The vote came after two hours of debate and largely broke down along party lines with Republicans voting in favor of the bill and Democrats voting against it.

“They want the math teacher teaching math and the English teacher teaching English, not telling Johnny that he is really a girl,” Republican Rep. Mack Butler, the bill’s sponsor, said of parents during debate. Butler and other supporters called it a parental rights bill and said those discussions should be left to parents.

Alabama’s law currently prohibits instruction and teacher-led discussions on gender identity or sexual orientation in a manner that is “not age appropriate or developmentally appropriate” from kindergarten through the fifth grade. The legislation would expand the prohibition through the sixth, seventh and eighth grades.

The bill originally sought to extend the prohibition through 12th grade. It was scaled back at the request of state education officials, Butler said.

Carmarion D. Anderson-Harvey, the Alabama director of the Human Rights Campaign, said the legislation is an attempt to install more “censorship, more book bans, more fear-mongering about flags, and make Alabama classrooms more hostile to LGBTQ+ families and students.”

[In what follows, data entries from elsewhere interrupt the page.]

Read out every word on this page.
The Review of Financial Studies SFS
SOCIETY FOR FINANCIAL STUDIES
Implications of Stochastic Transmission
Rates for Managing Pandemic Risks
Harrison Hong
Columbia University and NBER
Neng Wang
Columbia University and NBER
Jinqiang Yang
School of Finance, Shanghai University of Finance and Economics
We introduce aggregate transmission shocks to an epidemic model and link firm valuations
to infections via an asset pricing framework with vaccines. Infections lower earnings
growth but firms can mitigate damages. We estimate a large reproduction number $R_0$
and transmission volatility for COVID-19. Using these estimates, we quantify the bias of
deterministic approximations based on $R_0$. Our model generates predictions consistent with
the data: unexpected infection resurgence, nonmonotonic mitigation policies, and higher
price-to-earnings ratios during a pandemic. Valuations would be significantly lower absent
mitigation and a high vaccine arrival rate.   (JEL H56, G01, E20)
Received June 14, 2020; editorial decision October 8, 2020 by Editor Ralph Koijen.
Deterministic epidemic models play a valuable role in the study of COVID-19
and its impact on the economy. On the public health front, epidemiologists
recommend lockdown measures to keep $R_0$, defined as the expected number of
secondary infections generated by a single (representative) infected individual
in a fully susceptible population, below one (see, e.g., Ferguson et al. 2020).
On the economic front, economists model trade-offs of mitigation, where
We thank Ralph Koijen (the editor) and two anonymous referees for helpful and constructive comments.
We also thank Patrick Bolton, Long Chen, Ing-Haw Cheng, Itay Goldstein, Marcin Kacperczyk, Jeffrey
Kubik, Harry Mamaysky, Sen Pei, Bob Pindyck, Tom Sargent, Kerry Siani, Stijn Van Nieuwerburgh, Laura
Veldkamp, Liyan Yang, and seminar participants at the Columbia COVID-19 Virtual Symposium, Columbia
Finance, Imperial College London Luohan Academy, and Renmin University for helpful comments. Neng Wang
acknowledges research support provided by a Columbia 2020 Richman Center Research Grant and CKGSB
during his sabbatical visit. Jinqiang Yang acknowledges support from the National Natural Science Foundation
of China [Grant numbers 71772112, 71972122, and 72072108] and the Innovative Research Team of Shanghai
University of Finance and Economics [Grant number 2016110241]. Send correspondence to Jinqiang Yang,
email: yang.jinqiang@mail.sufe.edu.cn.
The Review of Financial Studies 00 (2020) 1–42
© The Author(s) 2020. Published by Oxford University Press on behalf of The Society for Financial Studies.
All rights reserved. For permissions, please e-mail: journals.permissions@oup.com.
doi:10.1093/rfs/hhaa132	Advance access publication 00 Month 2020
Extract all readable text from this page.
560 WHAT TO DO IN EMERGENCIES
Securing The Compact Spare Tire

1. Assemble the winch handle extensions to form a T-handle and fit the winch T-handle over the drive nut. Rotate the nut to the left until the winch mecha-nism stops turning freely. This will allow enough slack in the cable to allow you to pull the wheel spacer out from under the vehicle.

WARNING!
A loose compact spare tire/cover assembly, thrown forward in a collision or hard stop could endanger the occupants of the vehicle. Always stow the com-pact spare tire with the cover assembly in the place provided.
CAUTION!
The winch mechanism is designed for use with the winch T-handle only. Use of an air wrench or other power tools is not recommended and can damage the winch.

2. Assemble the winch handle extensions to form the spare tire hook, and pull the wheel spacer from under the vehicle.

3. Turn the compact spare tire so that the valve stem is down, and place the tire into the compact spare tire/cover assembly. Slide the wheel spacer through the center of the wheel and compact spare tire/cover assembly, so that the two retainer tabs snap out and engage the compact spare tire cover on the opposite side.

“Every family in our state deserves to be respected, every young person deserves to be celebrated, and every Alabamian deserves an end to the politics of division and chaos,” Anderson-Harvey said.

Florida last month reached a settlement with civil rights attorneys who had challenged a similar law in that state. The settlement clarifies that the Florida law doesn’t prohibit mention of LGBTQ+ people or the existence of Gay-Straight Alliance groups, and doesn’t apply to library books that aren’t being used for instruction in the classroom.

The Florida law became the template for other states. Alabama, Arkansas, Indiana, Iowa, Kentucky and North Carolina have since passed similar measures.